A social media service can request in the data contract to have read-only access to some of the data that other services have stored data in your pod. This section of the data contract is always optional; you can accept the data contract for a service without granting it access to your data for other services. This capability will make it easier for new social media services to develop a user base and thus better compete with existing social media services. Here are two examples of how a service could use this access:
- A new service can discover people in your existing social network that also have an account in the social network of the new service. The new service can suggest establishing those same links in its social network so you can develop your social network in the new service faster.
- The new service can use your other social network data to recommend content to you, enabling it to enrich your content feed immediately without having to learn your preferences from scratch.

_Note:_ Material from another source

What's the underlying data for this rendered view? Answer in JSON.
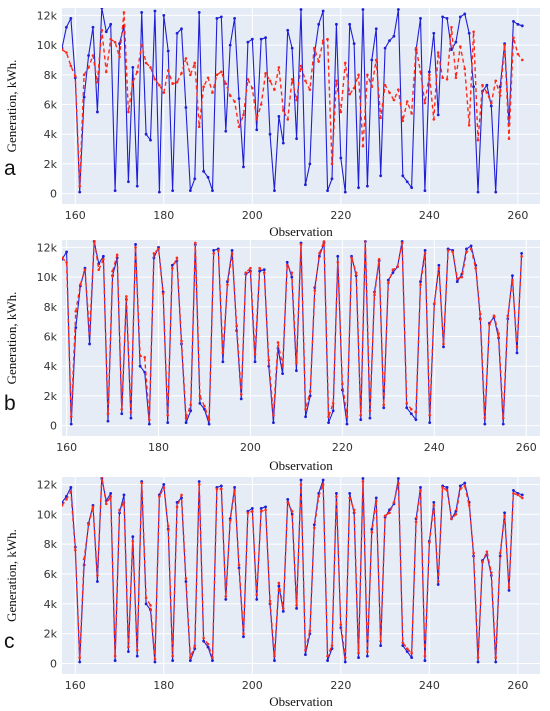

The BYODA network requires any organization that wants to deliver services leveraging the BYODA pod to include several provisions in its privacy policy:
- The service will not store any Personally Identifiable Information (PII) about you, other than the unique identifier, in servers in its data centers. The data contract may specify some PII items that the service will cache in its data center. Caching will allow features like search to work fast. However, the service must purge any data cached in the data center within 24 hours of storing the data in the cache. The data contract must specify the data the service will cache in its data centers.
- The service must specify that it will not share your data with 3rd parties, except for legal requirements or subcontracting specific administrative processes.
- When a service wants to store additional data in your pod, it must publish a new version of its data contract. It must provide you with a period of three months to accept the new service contract. Within these six months, existing features must continue to work as per the now obsolete version of the data contract.
In summary, the concept of the data contract is a valuable addition to the idea of the pod as it gives meaning to the data stored in the pod, enables you to control the access to that data, and enables P2P scenarios. The data contract conversion to the GraphQL API provides a technology stack to access data in the pod that is well known in the web development community and allows the pod to support many different services and their data models without requiring changes to the pod software. Finally, the improved privacy of the data in your pod and the reuse of existing data by new services should increase competition, forcing existing social media networks to focus more on the needs of the people that use their service.